3 Functions
3.1 Naming
Function names should be meaningful and descriptive and provide insight to what the function does. Typically, functions names are VERBS and describe the action the function performs. This style agrees with Google’s recommendation of using BigCamelCase for function names. Do not use special characters in the function name, but using letters or numbers is acceptable. That is, -, . and _ should not be included in a function name. While - or _ do make the function names more readable than running words together like functionname, the use of - or _ requires extra key strokes when compared to BigCamelCase where the first letter of each word is capitalized. To avoid confusion with S3 methods a . should not be used in a function name unless it is to define an S3 method, see example below.
In addition, it is recommended that function names should contain verbs or a word that describes the action the function performs. Vague generic function names like PerformTasks() or Com() should not be used.
# Good Example
ComputePosteriorParameters()
ComputePosteriorParameters.BetaBinom() # If ComputePosteriorParameters is a generic function this is fine
SimulatePatientArrivalTimes()
# Bad Example
post.par() # Incorrect name capitalization and including ., non-descriptive
arrival-time() # Incorrect name capitalization and including -
addhr() # Capitalizaiton and vague
ComputePosteriorParameters.BetaBinom() # If ComputePosteriorParameters is NOT a generic function this is not acceptable
3.2 Structure
Functions should be self contained and only depend on the arguments. They should NOT use variables in a higher scope. A call to a function with the same arguments should always return the same value, unless the function is supposed to produce random variables ect. [QUESTION: What does everyone thing about there not being a preceding and trailing space before the first argument and after the last argument?

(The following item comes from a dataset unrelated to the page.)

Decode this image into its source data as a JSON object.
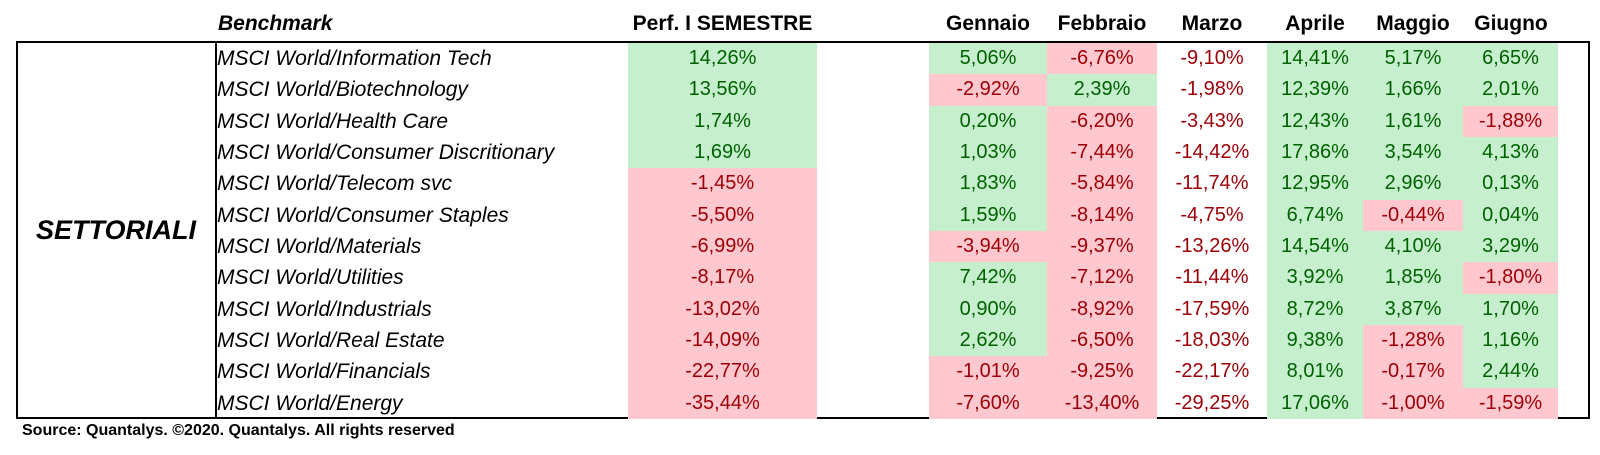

I prefer function( x, y ), but Tidyverse suggests not putting spaces inside or outside side of parentheses see https://style.tidyverse.org/syntax.html#spacing so it would allow function(x, y) but not function( x, y ).
Also, I have always put the { } for a function in line with each other and the first letter of the function name like the examples below but both TV and Google recommend the opening { after function, for example Add2 <- function(x) { X <- x + 2 return(x) }
I am okay with either approach. ]
# Example
#--------------------------------------------------------------------------------------
# VERY BAD STYLE - What this function returns depends on what y was before the call
#--------------------------------------------------------------------------------------
MyFunction <- function(x)
{
x <- x + y
return(x)
}
y <- 5
MyFunction(4) # return 9
y <- 10
MyFunction(4) #returns 14
#--------------------------------------------------------------------------------------
# Acceptable example - a call to the function only depends on arguments
#--------------------------------------------------------------------------------------
MyFunction2 <- function( x, y )
{
x <- x + y
return( x )
}
y <- 5
MyFunction2( 4, 7 ) # return 11
y <- 10
MyFunction2( 4, 7 ) #returns 7
3.3 Explicit Returns
Do NOT rely on R’s implicit return feature as an explicit return is much clearer for the reader. Tidyverse and Google do not agree on this recommendation and this guide follows Google as it is much more transparent to developers that may not be as familiar with R.
# Good Example - explicit return
MyFunction(x, y)
{
return(x + y)
}
# Bad Example - rely on explicit return can be confusing and more error prone
MyFunction(x, y)
{
x + y
}
3.4 Local function
A local function refers to defining a function within another function. Local functions are difficult to test, understand and prone to errors. Local functions should be avoided unless necessary.
## Good Example
RunAnalysis1 <- function( dfData )
{
return( lm( dfData$y ~ dfData$x ) )
}
RunAnalysis2 <- function( dfData )
{
return( lm( dfData$y ~ dfData$x + dfData$x*dfData$Trt ) )
}
RunAnalysis3 <- function( dfData )
{
return( lm( dfData$y ~ dfData$x + dfData$x2 ) )
}
AnalyzeData <- function( strType, dfData )
{
if( strType == "ONE" ) fit <- RunAnalysis1( dfData )
if( strType == "TWO" ) fit <- RunAnalysis2( dfData )
if( strType == "THREE" ) fit <- RunAnalysis3( dfData )
return( fit )
}
## Bad Example
AnalyzeData <- function( strType, dfData ){
if( strType == "ONE" ) ana <- function( dfData ){ lm( dfData$y ~ dfData$x ) }
if( strType == "TWO" ) ana <- function( dfData ){ lm( dfData$y ~ dfData$x + dfData$x*dfData$Trt )}
if( strType == "THREE" ) ana <- function( dfData ){ lm( dfData$y ~ dfData$x + dfData$x2 )}
fit <- ana( dfData )
return( fit )
}
The above “Good” example provides functions RunAnalysis1, RunAnalysis2, RunAnalysis3 that are much easier to test. However, AnalyzeData could be improved further in this example with the use of s3 classes where the class( dfData ) determines which analysis to call thus eliminating the need for the if statements.